Can you assign a variable format to Symbol or is the format created automatically depending on the assignment?

For example

Symbol esc = 1.3
Symbol value = 10 * esc

Value is a constant of type float

How to make the constant value have Word format without having to create a variable in ram like

Dim value as word = 10 * esc

top204

#1
There is no need for formats with constants in the compiler. For example:

Symbol cEsc = 1.3              ' Create a floating point constant value
Symbol cValue = 10 * cEsc      ' cValue will also be a floating point constant because cEsc is a floating point constant
 


Dim wValue As Word = 10 * cEsc  ' Load a newly created word variable with the converted floating point constant value

or

Dim wValue As Word = cValue  ' Load a newly created word variable with the converted floating point constant value

As can be seen, the floating point constant will be automatically converted to an integer if assigned to an integer variable, and the assembler code will be:

clrf wValueH,0
movlw 13
movwf wValue,0


Which loads the word variable "wValue" with the value of 13. i.e. 10 * 1.3

A floating point variable or constant value will automatically be converted into integer when the assignment is an integer variable, and vice-versa.

Pepe

I ask if a constant created with another constant of floating type instead of being floating is created of type word without having to create a variable in ram

RGV250

Hi,
I am struggling to understand what you are trying to do, can you give an example or explain why having "Value" as a float is a problem.

Regards,
Bob

trastikata

Quote from: RGV250 on May 20, 2021, 06:18 PMHi,
I am struggling to understand what you are trying to do, can you give an example or explain why having "Value" as a float is a problem.

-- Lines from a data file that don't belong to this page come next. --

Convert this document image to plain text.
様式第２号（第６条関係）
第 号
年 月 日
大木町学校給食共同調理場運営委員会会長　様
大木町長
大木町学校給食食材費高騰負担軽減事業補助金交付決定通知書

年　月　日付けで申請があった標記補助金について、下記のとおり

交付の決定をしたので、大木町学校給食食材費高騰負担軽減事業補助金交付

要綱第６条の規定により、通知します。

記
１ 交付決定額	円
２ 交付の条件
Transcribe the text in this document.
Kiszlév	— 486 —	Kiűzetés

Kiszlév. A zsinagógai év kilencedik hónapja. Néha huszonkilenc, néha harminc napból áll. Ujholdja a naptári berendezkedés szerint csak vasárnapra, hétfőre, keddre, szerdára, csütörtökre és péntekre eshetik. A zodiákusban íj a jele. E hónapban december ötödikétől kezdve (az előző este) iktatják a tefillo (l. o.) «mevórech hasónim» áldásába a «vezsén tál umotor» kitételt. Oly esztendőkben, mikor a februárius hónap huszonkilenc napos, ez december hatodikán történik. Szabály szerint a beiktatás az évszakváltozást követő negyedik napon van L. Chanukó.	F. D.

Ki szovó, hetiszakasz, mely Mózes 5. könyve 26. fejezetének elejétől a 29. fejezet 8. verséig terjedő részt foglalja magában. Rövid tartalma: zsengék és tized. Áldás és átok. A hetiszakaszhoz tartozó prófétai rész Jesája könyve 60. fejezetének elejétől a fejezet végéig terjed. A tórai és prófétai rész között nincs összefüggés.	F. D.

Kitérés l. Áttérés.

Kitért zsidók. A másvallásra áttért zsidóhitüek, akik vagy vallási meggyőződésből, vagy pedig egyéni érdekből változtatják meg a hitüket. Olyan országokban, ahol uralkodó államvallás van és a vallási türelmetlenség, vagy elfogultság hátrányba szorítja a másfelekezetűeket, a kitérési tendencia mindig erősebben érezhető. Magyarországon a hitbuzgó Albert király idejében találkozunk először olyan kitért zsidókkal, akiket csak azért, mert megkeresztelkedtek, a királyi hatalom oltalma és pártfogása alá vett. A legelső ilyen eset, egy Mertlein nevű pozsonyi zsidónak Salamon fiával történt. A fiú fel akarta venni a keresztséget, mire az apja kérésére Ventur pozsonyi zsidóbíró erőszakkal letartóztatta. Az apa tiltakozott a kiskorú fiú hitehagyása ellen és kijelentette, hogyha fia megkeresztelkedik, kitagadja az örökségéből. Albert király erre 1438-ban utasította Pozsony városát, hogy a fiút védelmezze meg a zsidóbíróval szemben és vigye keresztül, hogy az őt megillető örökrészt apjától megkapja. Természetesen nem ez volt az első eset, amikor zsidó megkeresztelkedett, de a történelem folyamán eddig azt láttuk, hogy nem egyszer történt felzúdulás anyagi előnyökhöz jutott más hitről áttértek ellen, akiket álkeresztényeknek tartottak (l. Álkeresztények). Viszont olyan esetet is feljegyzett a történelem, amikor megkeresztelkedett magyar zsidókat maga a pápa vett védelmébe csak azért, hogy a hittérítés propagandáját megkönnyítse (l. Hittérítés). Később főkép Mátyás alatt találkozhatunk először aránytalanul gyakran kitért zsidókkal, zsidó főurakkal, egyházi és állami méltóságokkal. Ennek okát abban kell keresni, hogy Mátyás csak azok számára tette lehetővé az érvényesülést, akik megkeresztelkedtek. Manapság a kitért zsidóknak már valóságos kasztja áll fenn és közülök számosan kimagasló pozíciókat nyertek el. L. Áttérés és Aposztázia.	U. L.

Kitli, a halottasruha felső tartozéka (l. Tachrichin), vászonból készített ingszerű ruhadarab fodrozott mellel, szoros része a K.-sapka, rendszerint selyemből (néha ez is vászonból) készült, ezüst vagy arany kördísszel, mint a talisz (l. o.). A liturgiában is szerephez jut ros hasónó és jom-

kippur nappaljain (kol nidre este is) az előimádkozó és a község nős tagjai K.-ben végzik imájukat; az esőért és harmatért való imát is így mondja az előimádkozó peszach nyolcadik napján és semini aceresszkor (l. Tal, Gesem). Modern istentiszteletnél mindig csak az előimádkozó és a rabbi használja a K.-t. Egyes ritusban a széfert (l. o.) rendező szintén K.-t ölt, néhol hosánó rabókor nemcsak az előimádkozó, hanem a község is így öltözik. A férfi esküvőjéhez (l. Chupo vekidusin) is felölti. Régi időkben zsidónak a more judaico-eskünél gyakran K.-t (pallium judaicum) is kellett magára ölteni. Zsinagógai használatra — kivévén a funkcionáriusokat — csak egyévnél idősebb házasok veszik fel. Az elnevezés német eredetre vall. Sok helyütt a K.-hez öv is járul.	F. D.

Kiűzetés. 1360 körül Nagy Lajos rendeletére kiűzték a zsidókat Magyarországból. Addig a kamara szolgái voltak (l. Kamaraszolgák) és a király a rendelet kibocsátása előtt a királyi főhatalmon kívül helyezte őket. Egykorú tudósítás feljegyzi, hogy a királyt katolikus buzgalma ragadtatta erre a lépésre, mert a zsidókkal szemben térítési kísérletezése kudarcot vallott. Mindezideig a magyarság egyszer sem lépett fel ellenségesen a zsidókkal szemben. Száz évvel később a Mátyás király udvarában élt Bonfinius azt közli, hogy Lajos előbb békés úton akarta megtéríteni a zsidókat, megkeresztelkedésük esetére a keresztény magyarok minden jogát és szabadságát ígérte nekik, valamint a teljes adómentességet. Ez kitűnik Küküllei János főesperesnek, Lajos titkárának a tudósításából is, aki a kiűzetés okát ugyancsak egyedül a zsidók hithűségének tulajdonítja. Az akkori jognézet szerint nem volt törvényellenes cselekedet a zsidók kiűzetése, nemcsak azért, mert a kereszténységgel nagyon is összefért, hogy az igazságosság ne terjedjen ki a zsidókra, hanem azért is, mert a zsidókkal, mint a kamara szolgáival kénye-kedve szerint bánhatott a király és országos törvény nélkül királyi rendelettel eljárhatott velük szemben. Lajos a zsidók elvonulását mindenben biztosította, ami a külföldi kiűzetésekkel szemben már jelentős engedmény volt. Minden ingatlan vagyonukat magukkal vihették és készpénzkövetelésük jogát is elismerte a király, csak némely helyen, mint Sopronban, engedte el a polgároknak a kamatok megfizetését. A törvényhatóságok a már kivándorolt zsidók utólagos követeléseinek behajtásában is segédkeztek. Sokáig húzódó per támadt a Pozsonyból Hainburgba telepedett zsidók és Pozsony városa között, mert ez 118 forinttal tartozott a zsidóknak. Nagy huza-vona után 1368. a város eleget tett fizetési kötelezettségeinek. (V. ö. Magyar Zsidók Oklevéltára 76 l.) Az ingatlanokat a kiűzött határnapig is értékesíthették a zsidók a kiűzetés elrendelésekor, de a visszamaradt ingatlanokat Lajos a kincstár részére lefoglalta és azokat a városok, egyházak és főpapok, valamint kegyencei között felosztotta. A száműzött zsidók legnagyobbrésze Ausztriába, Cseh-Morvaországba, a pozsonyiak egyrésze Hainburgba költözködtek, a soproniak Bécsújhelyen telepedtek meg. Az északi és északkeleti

He assigns a floating point constant ex: Symbol Pi = 3.14

Now he wants to assign a second constant by using the first constant ex: Symbol IntegerPi = 10 * Pi

The second constant will be treated as floating point (ex:31.4) every time when called, however he wants it be treated as an integer value (ex: 31) ... at least that's what I understood.

RGV250

Hi,
I understand that but the question is I just don't see why it would be a problem in the program.

Bob

trastikata

Quote from: RGV250 on May 20, 2021, 08:37 PMI understand that but the question is I just don't see why it would be a problem in the program.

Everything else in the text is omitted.